I Run a Machine-Learning-Based Chatbot on a Raspberry Pi, and Here’s What Happened
Ever wondered what will happen to your Raspberry Pi when you run a machine learning program on it? I did. Once.
Running a machine learning program on a Raspberry Pi probably is not a new thing for you. But for me, it’s a new experience and it gave me a new understanding about it. Originally, this experiment was done about two months ago (early August 2017) and already posted on my Facebook, but I think it’s good to share the story here.
So, I just bought my first Raspberry Pi from a local online marketplace for about $50 (1 unit Raspberry Pi 3 Model B and 1 set official case). It doesn’t take me a long time to start my this experiment. From the beginning, I already interested to see how far this cute machine can go with machine learning programs running on it, and am more likely to use this Raspberry Pi as a low-power headless server rather than use it on hardware-hacking projects.
Here’s the hardware specification for Raspberry Pi 3 Model B:
Quad Core 1.2GHz Broadcom BCM2837 64bit CPU
BCM43438 wireless LAN and Bluetooth Low Energy (BLE) on board
40-pin extended GPIO
4 USB 2 ports
4 Pole stereo output and composite video port
Full size HDMI
CSI camera port for connecting a Raspberry Pi camera
DSI display port for connecting a Raspberry Pi touchscreen display
Micro SD port for loading your operating system and storing data
Upgraded switched Micro USB power source up to 2.5A
I installed a copy of Raspbian Jessie operating system on a 32GB Micro-SD card.
For my first project on Raspberry Pi, I wrote a machine-learning-based text classification program. The code itself was written in Python, and utilize the famous NLTK module for it. And since I’m going to try to access the program from a Telegram Bot (or basically from any other external services), I also made an API, and Flask was the chosen module. To create the Telegram bot handler, I trusted Python Telegram Bot.
The training data for this machine learning was taken from BBC dataset that was collected by D. Greene & P. Cunningham from University College Dublin. This dataset contains 2225 documents (news article) during 2004–2005, and divided into five categories: business, entertainment, politic, sport & tech. But in the end, I only use 1930 documents out of 2225 documents (386 documents per category) because the data imbalance in each categories. For your information, imbalanced data leads to wrong classification. It tends to classify the testing data into categories with higher training data.
Training The Machine Learning
I use a mid-2013 Macbook Air to wrote the code (also to compare the performance between these two machines — I know, it’s not fair). After the data were pre-processed, the machines were trained using Naive Bayes Classifier algorithm, and of course, there were huge performance gap between my Macbook Air and Raspberry Pi.
On my Macbook Air, it took only 15 minutes to finish all the processes (pre-processing and training). On my Raspberry Pi, I chose to stop the process in 40th minute because there were no signs that it will going to be finished anytime soon (it was even still on the first step of pre-processing — out of several pre-processing steps).
I ended up using another approach to make this happen. The training was done in the Macbook Air, and put the generated intelligence into the Raspberry Pi’s system — thank’s to Pickle! — and this approach seemed to work.

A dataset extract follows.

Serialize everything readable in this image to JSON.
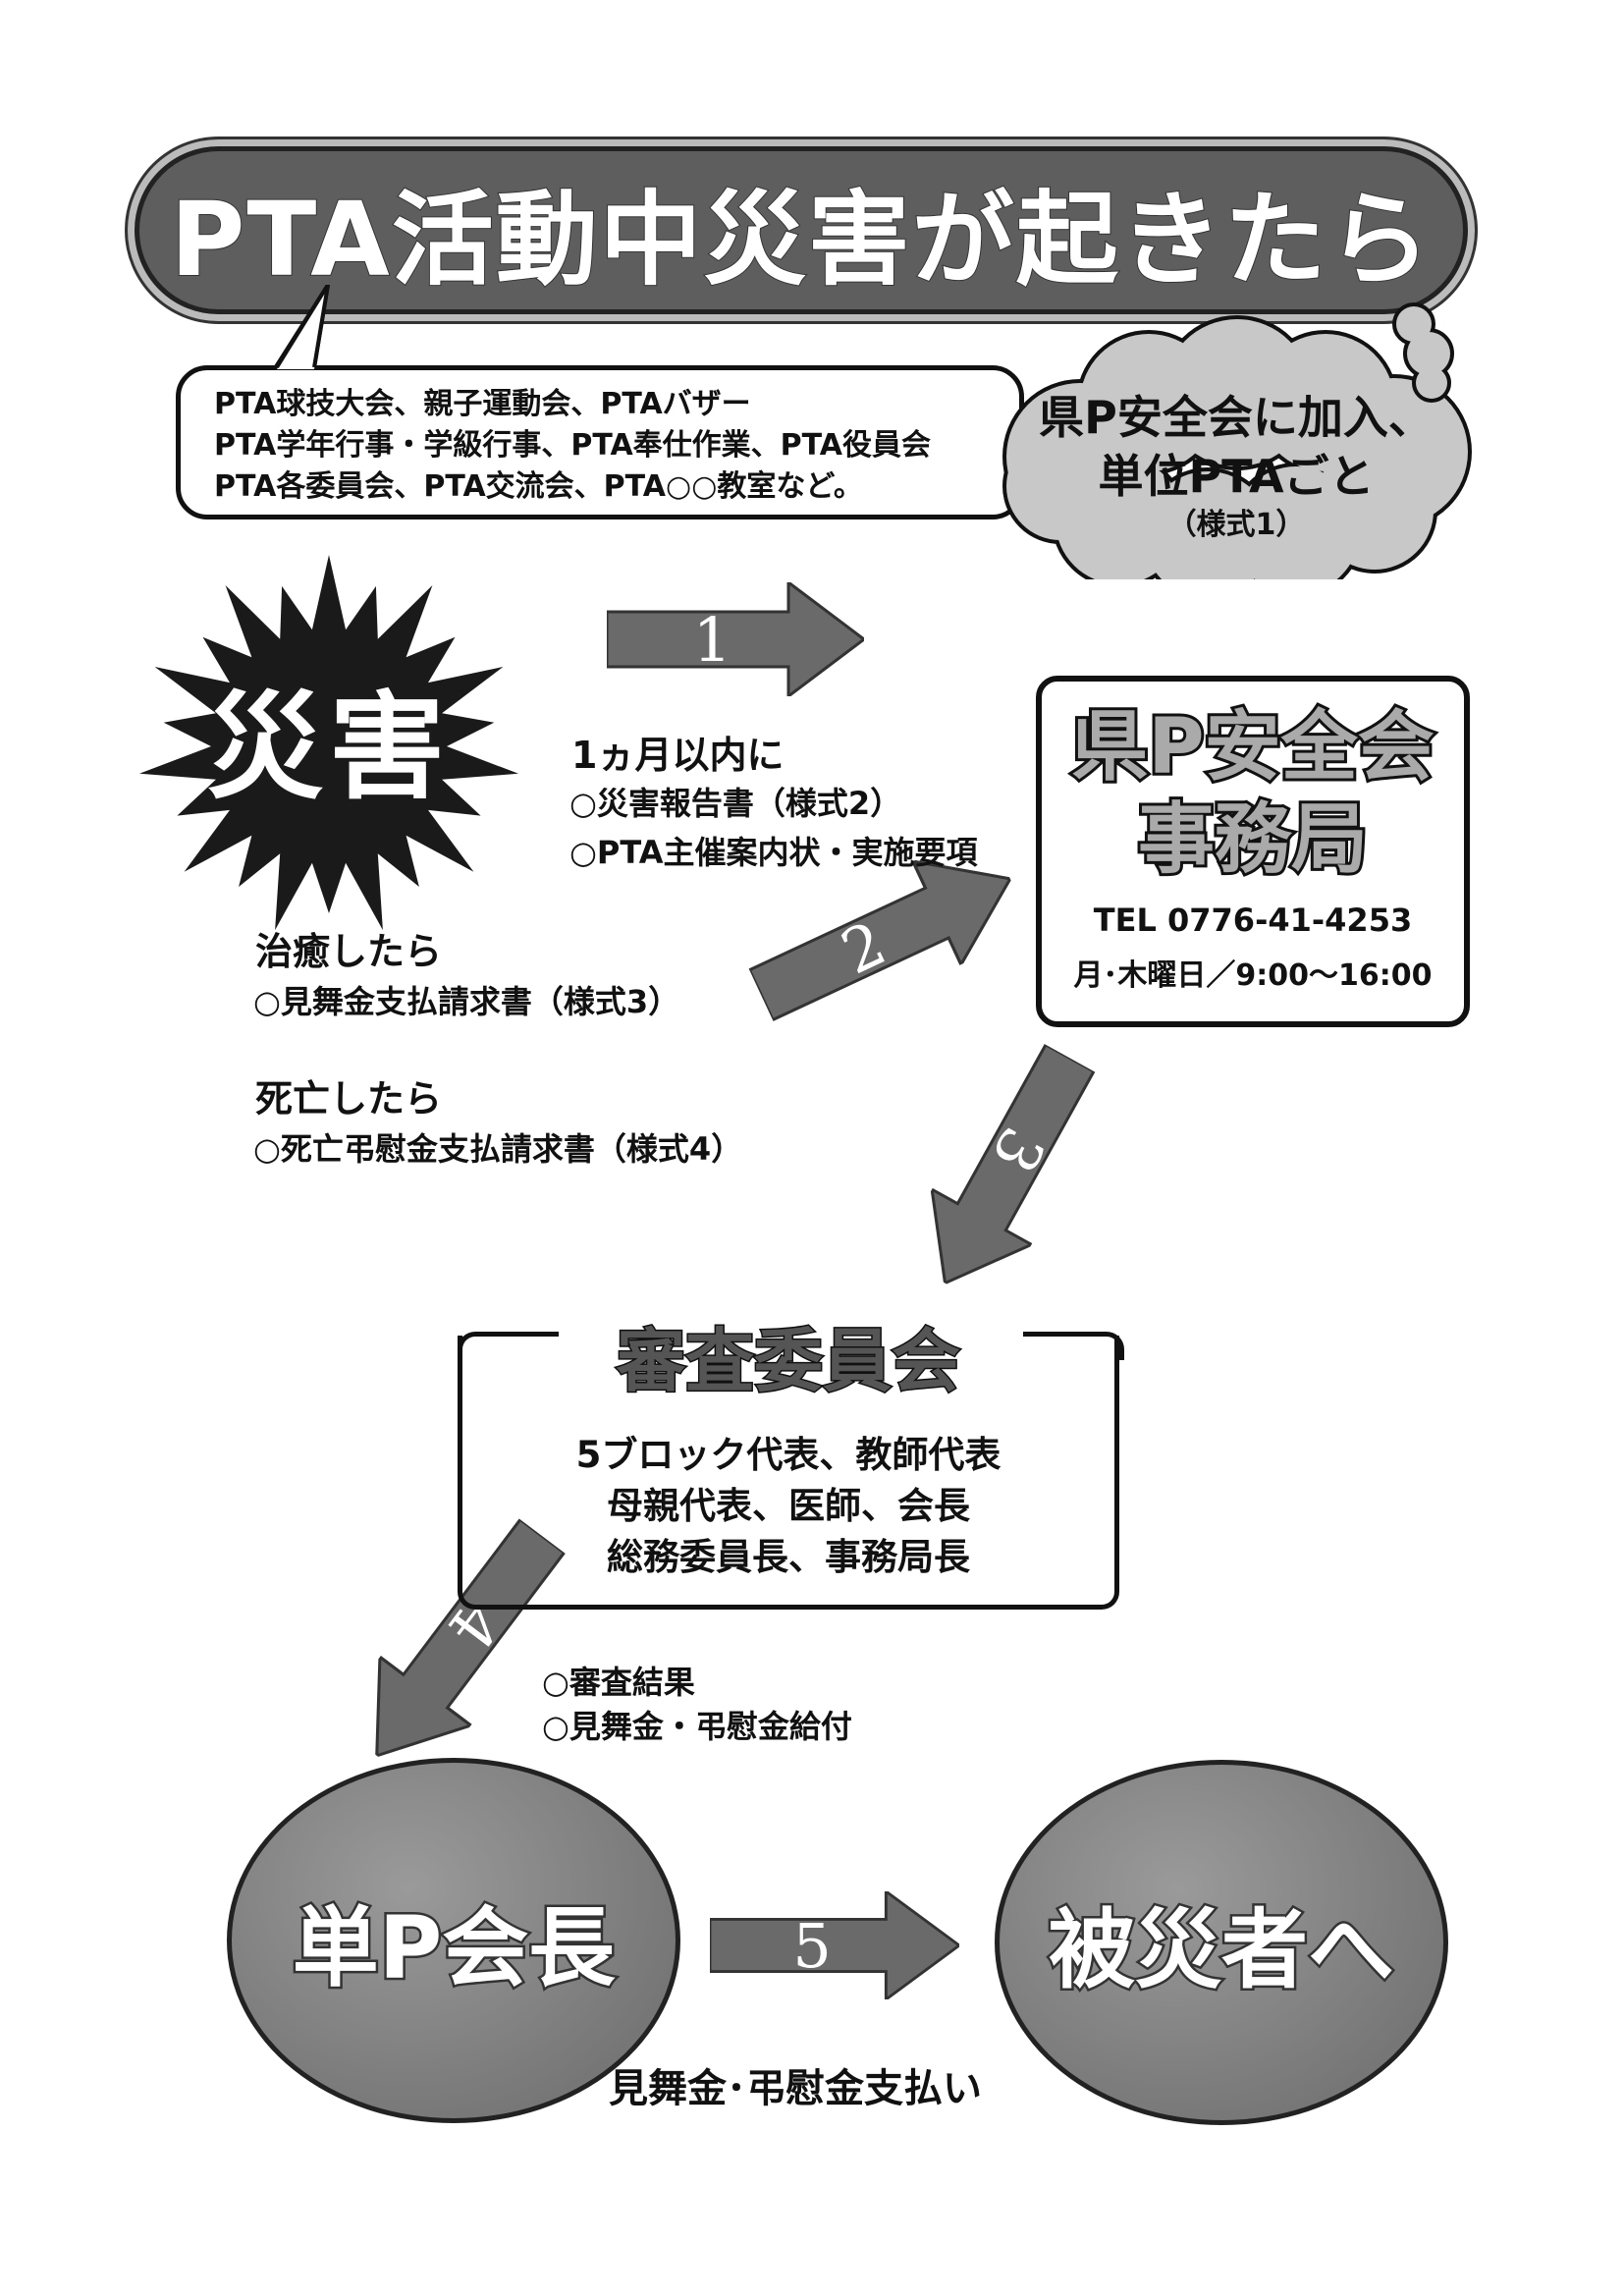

Pickle is used for serializing and de-serializing a Python object structure. Any object in python can be pickled so that it can be saved on disk. What pickle does is that it “serialises” the object first before writing it to file. — PythonTips.com
I copied the generated pickle file from my Macbook Air to Raspberry Pi using a simple
scp command and the Raspberry Pi had no problem to read it. Everything ran well. I tried to classify several articles using both Macbook Air and Raspberry Pi, and here’s the result:
Macbook Air took 0–1 second(s) in average to classify an article, and Raspberry Pi took 2–5 second(s) in average to classify an article.
Text classification result on Macbook Air
Even though I think the Raspberry Pi showed a pretty good result (or not?), but somehow I believe that we can still improve the performance.
The Telegram bot is the part I love the most. We can access the system (and you can add any other features) nearly anywhere and anytime as long as both the users and the Raspberry Pi connected to a working internet connection.
The Telegram bot in action, running on Raspberry Pi
Have you done a machine learning process on a Raspberry Pi? Let the world hear your stories!